I think we know this. Deep down. We readily remind each other that God is neither male nor female, but have you ever, ever, ever, heard someone use a female pronoun? Have you ever heard a prayer start with “Mother God.” I don’t think this is necessarily out of malice. We all use male terms in reference to the Absolute. That is what we are most comfortable with, that is what we were taught. But it is wrong. It’s just not enough.
If you don’t think this is a problem, if you don’t think it is an issue with real repercussions that have been felt for thousands of years, try starting your next prayer with with “Mother God,” and see how far you get.
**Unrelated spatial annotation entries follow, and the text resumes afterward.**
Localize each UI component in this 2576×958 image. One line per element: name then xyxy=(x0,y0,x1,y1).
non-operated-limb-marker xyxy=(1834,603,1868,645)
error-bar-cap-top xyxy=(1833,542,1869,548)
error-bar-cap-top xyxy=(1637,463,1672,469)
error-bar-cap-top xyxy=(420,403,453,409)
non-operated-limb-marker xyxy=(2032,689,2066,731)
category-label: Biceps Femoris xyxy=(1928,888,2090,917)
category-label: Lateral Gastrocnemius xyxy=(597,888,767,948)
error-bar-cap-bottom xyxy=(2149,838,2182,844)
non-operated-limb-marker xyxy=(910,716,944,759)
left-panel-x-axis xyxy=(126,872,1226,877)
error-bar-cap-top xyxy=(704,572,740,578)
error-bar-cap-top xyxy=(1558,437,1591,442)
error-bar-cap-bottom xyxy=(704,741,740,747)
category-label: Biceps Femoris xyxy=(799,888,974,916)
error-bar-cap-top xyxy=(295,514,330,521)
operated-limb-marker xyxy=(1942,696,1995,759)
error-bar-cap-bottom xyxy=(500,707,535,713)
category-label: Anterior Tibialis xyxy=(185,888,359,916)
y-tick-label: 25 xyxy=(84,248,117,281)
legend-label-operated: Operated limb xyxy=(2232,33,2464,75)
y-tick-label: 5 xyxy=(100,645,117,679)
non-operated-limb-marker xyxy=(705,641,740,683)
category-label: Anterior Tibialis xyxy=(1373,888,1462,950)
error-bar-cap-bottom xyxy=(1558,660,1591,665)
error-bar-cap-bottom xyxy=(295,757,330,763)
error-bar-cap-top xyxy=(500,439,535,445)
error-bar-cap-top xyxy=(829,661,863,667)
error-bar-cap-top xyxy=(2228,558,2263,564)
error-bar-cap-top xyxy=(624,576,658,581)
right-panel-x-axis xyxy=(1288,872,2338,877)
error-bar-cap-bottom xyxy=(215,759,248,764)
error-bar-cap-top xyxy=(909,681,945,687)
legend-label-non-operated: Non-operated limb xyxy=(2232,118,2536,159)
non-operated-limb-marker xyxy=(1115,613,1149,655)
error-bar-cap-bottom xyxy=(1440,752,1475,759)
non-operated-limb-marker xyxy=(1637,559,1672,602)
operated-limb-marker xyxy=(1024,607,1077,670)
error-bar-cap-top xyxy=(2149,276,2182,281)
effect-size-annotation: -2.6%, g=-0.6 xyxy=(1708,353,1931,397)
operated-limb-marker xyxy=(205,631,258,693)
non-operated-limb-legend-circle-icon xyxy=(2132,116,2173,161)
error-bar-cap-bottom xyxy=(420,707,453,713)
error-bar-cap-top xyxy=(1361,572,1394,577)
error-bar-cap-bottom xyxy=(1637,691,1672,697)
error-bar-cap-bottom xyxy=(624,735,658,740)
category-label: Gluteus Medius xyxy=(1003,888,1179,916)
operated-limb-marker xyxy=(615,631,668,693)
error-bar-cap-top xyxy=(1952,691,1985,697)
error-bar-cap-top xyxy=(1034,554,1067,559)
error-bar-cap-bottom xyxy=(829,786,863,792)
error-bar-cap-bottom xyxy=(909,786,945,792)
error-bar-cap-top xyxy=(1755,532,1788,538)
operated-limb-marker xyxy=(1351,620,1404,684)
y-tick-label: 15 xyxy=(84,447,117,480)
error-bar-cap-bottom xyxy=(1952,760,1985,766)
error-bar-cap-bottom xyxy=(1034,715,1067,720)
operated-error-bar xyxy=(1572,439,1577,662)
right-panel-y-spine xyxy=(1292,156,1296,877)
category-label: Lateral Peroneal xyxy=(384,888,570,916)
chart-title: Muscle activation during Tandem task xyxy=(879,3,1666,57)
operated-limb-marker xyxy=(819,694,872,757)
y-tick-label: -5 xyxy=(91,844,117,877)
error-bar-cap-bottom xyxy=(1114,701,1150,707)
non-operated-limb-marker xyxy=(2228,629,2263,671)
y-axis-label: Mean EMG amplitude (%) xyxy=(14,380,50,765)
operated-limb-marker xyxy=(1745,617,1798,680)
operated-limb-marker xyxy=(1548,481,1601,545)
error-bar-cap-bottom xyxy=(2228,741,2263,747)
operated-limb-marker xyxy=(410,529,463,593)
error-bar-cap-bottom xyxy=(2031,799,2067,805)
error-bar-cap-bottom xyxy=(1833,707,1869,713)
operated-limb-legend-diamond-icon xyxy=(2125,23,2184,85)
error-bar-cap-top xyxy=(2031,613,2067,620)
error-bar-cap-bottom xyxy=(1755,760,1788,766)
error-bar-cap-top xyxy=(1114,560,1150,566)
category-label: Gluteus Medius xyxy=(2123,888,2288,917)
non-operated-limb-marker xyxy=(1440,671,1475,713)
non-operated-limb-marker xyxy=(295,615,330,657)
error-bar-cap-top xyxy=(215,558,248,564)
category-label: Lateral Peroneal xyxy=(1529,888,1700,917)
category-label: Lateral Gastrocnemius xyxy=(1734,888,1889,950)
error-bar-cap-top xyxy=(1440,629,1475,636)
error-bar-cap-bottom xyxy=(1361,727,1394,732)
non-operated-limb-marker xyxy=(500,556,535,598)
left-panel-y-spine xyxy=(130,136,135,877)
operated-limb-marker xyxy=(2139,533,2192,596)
You’ll come face to face with your own idolatry and sexism, just like I did.
I recently had a conversation with a friend about the book The Shack. This friend of mine told me how much she liked it- until Young portrayed God as a woman “Because,” she began, somewhat concerned and with a furrowed brow, “well, God is actually a man, right?”
(“Not a symbol, but as fact, as an actual description”)
So, although my blood began to boil, and my eyes swelled with tears, I responded softly and simply: “No. God is not a man.” Because how could I boil down a truth that could fill libraries into one conversation?
This is not a purely academic issue. Although, I feel most comfortable in academia, far removed from my heart and feelings, far removed from wounds and scars and the exhaustion that comes from having to remind people that my voice belongs. But I do not believe I am overreaching when I say that the implications of only validating a male image of God have altered the world from God’s original intention.
Without the balance of both female and male imagery, without the balance of both pronouns, the Female part of The Divine is lost. It is lost from our messages, it is lost when we read the Bible, and it is lost in our culture. And what we are left with is a world that undervalues, overlooks, and excludes the feminine. We are left with a world where women are more likely to be illiterate, homeless, raped, and murdered than men. We are left with a broken and bleeding world. Not only are we missing out on understanding a beautiful part of God’s character, but we end up with a world full of oppression against women, unspeakable violence, and everyday reminders that there is an hierarchy in place, and we females better learn where we stand (or should I say kneel?)
It is clear to me that this view of God supports and even promotes patriarchy, inequality, and at least a disregard for women, if not sometimes a hatred of women. This is not unique to the Christian faith. Any faith practice, where God is viewed as singularly male, creates a hostile environment for woman. Male supremacy is woven into the tapestry of our faiths. Every image, every story, every prayer, both heralds from it, and upholds it.
Part of the problem is that “God” is the term for a MALE deity. (Remember “Goddess”?) We can’t conceptualize a gender-neutral entity while using a gender-specific term. This is why I prefer “Source” or “Spirit.”
Thank you for your comment and thoughts! I agree that the term God is almost always used to refer to a MALE deity- though I don’t think it needs to be this way forever. In reference to “Goddess”, I would personally love to see this word make its way into mainstream religion (Christianity or otherwise) but unfortunately I think we are quite a few years from that really happening, given the pagan connotations it (incorrectly) brings with it. I wonder- is it easier for people to wrap their heads about using both “God” and “Her” in the same prayer/sentence, or to use “Goddess”. Or, as you say, do we do away with all gendered terms, as the Ultimate Power is hardly anthropomorphic anyway, and simply refer to this power as “Source” or “Spirit”?
I so appreciate your comment and engagement in this conversation. I think we can only create change by actually engaging one another in conversations of this nature.
I used to attend a Unity church where the minister began his prayers with “Father/Mother God.” It’s not gender neutral, but at least it’s gender inclusive. It’s a start.